Na última quinta assisti “O profeta”, obra francesa, dirigida por Jacques Audiard, diretor conhecido pelo drama “De tanto bater meu coração parou” (2005). Lembro de ter saindo da sala do cinema perplexo e ao mesmo tempo animado por ter acompanhado duas horas e meia de puro cinema em todos os aspectos, uma verdadeira obra prima.

A trama começa quando Malik El Djebena (Tahar Rahim), 19 anos, prisioneiro com descendência árabe chega a uma prisão para cumprir a pena de seis anos, porém Malik encontra dificuldade em sobreviver, já que não tem nenhum conhecido que possa o defender. Visando a segurança ao decorrer dos dias é obrigado juntar-se a uma facção criminal, liderados por César Luciani (Niels Arestup).
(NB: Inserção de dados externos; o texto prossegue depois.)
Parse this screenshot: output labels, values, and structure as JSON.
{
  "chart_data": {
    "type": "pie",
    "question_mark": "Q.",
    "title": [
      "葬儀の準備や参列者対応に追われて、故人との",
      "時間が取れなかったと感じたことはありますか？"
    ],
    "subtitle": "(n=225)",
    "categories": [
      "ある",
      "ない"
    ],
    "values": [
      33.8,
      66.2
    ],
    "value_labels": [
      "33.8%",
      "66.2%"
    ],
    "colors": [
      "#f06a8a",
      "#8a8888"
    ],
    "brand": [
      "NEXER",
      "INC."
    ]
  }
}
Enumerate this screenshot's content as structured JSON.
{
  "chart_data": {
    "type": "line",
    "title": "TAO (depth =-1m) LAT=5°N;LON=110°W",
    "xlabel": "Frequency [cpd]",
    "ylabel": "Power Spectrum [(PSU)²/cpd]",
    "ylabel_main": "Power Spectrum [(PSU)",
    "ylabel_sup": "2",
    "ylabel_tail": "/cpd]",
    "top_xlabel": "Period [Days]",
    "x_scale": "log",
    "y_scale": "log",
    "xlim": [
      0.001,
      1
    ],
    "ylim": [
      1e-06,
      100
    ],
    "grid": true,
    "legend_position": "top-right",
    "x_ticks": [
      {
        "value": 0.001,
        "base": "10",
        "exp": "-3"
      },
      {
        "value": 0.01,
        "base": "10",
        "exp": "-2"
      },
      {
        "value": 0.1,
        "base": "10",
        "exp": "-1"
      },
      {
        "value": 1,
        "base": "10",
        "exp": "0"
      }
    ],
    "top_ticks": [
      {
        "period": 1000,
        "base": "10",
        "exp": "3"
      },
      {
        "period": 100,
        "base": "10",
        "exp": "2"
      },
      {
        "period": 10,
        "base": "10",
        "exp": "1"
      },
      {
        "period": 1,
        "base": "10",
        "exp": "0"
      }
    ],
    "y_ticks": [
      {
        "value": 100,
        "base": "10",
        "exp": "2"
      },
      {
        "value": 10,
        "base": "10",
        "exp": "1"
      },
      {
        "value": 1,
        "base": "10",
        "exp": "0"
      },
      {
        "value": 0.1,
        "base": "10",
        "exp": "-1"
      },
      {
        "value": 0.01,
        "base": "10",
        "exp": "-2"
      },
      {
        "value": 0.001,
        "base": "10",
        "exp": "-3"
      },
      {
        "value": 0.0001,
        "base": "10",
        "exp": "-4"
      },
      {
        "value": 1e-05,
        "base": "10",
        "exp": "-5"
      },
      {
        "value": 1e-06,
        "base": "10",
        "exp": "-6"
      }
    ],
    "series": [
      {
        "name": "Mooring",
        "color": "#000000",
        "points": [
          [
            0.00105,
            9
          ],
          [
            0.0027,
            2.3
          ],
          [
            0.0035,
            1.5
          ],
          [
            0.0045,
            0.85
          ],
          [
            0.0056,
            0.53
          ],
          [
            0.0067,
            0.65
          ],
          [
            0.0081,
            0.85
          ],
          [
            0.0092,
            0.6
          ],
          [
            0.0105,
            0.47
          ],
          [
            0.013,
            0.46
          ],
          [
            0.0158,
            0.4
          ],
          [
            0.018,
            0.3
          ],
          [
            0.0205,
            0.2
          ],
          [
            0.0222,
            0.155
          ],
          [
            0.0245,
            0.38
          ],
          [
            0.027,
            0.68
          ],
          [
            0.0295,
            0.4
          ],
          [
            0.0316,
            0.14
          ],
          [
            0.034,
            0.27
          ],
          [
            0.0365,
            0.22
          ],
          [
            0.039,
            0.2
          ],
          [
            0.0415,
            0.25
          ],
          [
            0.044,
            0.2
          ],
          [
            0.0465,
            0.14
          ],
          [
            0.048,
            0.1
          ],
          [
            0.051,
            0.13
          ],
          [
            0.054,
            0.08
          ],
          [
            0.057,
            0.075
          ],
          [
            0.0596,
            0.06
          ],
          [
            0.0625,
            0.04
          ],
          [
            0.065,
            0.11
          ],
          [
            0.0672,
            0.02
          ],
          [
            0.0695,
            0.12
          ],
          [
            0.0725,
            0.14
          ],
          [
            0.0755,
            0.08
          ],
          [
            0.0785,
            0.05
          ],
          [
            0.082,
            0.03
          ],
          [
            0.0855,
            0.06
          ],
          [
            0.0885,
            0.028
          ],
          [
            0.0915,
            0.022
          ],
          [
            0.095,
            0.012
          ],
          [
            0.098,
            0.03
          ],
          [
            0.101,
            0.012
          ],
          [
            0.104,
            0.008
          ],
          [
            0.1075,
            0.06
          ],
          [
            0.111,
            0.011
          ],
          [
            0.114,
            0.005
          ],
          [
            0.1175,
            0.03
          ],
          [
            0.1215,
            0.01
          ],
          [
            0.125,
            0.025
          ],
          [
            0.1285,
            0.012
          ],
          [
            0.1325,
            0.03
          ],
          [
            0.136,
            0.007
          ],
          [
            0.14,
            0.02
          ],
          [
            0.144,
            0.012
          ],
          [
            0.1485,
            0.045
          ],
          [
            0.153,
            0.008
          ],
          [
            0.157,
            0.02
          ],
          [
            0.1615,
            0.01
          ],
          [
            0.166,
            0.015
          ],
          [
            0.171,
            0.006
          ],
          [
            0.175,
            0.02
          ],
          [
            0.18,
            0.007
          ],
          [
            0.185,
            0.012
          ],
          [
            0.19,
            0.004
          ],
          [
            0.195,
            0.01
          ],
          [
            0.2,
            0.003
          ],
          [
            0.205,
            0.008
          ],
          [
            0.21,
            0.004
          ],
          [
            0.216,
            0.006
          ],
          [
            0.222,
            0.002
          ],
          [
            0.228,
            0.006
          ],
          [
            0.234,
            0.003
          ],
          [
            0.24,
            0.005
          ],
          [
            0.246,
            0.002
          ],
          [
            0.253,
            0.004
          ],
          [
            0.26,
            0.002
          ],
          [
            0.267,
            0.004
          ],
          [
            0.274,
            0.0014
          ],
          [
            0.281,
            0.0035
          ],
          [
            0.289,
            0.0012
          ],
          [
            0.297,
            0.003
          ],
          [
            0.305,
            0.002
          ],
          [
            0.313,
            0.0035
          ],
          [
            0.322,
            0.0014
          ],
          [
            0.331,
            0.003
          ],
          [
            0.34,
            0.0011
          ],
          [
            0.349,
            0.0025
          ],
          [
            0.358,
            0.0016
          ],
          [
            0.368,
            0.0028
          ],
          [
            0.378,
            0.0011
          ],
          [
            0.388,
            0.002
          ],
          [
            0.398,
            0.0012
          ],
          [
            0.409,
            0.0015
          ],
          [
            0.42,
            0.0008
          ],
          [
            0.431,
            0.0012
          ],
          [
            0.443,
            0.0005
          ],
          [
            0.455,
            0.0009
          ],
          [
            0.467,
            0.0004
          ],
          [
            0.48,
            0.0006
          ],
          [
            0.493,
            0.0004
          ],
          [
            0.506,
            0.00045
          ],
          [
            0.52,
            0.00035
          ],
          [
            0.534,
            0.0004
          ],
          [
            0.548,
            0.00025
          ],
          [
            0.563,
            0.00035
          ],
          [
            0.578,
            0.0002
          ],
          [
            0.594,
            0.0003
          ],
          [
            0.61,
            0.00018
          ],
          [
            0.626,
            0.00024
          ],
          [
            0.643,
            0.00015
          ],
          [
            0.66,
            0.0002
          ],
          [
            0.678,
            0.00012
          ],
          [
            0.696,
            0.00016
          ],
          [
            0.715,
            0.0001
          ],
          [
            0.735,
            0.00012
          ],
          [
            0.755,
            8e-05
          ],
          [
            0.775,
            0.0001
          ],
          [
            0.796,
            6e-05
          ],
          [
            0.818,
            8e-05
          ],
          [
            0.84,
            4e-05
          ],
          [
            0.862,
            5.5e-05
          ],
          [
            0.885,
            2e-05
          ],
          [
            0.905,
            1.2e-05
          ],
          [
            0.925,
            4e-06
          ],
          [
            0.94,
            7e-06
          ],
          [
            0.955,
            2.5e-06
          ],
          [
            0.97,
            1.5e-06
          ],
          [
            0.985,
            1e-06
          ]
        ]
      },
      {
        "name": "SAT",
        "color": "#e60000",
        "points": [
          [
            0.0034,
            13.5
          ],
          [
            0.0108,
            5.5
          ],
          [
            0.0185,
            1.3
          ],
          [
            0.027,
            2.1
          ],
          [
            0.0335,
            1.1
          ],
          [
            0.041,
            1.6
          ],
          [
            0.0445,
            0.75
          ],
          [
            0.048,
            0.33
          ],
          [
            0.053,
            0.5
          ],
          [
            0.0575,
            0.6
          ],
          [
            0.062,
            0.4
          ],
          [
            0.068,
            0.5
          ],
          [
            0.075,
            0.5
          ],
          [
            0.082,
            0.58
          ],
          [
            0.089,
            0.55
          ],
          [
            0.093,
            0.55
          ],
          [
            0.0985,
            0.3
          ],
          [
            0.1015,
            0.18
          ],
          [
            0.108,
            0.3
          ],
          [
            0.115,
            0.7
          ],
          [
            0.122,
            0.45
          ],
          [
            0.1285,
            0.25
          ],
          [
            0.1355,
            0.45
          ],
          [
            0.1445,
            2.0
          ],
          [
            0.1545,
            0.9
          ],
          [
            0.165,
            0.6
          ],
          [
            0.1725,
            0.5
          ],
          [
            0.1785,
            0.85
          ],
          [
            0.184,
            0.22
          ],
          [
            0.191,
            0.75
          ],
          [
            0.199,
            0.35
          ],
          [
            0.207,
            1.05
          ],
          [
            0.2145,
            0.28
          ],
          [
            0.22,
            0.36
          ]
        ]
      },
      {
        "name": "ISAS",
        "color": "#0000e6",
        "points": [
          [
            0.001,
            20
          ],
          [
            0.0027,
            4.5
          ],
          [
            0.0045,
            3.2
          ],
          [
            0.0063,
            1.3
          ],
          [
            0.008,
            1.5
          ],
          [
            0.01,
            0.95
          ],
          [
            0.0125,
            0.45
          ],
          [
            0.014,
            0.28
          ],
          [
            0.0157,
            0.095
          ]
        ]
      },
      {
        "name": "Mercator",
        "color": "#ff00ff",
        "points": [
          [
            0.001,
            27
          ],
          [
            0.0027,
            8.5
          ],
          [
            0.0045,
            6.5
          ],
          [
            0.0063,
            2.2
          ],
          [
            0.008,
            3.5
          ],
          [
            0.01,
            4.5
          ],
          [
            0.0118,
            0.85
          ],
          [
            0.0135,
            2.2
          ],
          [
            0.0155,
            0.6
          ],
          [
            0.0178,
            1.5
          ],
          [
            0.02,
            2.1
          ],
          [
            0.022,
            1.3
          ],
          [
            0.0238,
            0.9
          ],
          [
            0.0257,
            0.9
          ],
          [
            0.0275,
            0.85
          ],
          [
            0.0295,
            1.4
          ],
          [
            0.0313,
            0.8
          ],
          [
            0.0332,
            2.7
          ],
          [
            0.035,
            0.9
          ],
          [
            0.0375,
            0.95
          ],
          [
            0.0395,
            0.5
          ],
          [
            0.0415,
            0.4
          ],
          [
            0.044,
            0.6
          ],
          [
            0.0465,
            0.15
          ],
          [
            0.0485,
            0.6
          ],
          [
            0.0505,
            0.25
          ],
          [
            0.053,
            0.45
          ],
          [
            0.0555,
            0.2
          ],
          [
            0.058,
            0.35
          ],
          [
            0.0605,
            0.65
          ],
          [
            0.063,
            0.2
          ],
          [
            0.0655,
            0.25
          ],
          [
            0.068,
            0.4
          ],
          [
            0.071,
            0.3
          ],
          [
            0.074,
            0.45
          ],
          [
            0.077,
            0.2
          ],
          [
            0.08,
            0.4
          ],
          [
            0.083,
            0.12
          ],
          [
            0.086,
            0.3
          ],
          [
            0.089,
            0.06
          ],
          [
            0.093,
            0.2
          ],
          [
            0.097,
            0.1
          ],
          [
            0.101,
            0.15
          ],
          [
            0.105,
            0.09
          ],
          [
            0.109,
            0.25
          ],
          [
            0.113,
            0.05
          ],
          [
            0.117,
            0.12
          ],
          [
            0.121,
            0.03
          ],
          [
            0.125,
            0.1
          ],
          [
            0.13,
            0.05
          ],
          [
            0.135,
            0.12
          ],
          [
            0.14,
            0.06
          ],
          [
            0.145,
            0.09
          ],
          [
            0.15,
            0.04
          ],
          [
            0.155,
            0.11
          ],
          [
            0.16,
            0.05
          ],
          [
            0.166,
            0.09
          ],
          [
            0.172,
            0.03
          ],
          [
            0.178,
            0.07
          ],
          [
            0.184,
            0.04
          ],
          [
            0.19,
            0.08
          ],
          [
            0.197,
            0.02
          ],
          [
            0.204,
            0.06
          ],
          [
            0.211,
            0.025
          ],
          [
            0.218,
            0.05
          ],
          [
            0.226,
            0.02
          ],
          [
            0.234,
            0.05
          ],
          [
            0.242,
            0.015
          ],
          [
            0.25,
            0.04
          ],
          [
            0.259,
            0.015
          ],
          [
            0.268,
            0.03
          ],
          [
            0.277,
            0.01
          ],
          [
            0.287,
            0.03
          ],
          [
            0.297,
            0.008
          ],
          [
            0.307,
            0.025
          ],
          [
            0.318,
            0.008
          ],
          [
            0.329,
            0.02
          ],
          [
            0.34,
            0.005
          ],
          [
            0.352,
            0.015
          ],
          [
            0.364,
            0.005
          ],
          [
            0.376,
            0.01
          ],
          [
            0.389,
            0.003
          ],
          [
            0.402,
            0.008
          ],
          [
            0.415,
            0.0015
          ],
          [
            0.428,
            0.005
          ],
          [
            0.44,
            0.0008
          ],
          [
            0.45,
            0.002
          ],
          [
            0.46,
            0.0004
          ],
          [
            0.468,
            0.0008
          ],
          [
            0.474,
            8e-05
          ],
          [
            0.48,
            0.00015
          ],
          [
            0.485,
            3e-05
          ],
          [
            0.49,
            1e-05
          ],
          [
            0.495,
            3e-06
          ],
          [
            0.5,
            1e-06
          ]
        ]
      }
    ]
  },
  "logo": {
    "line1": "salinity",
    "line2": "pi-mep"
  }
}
Na película vemos o quanto o protagonista se modifica ao longo das cenas, somos convidados a acompanhar a sua mudança passo a passo. Desdobramentos marcam o roteiro, é um jogo de intrigas e suspense são jogados pela tela.

Além de muita ação conotando mais emoção á historia, que apesar das suas duas horas e meia é sinônimo de qualidade. O trabalho dos atores é soberbo, o protagonista interpretado por Tahar Rahim é formidável, sua atuação é digna de um Oscar, o mesmo pode ser dito para Nieles Arestup interpretando César Luciani.

O ritmo de causas e conseqüências marcam a montage, a trilha sonora entra em harmonia com  as cenas de  ação, acelerando o filme, destaque para uma cena primorosa de ação gravada nos momentos finais da trama, no qual inicia-se com uma trilha e depois o som é paralizado, simbolizando o momento de tensão do tiroteio que esta ocorrendo, ao decorrer do desfecho final, deixamos de ser espectadores para entrar por segundos na pele do protagonista, ou seja após o silencio apresentado anteriormente,  Malik perde a audição e o vazio, da lugar a uma incompreensão do barulho ao redor, signficado um efeito criado pelo diretor, é como se quem assistisse, estivesse tendo a mesma dificuldade de ouvir.

Uma pena a obra ser fechada para um nicho especifico, uma projeção assim deveria ser espalhada para diversos públicos, cinemão de qualidade única, produto que demonstra um nível inconcebível em termos de técnica, reflexão e autoral.

Para esse que escreve o melhor filme visto no ano e um dos melhores já vistos.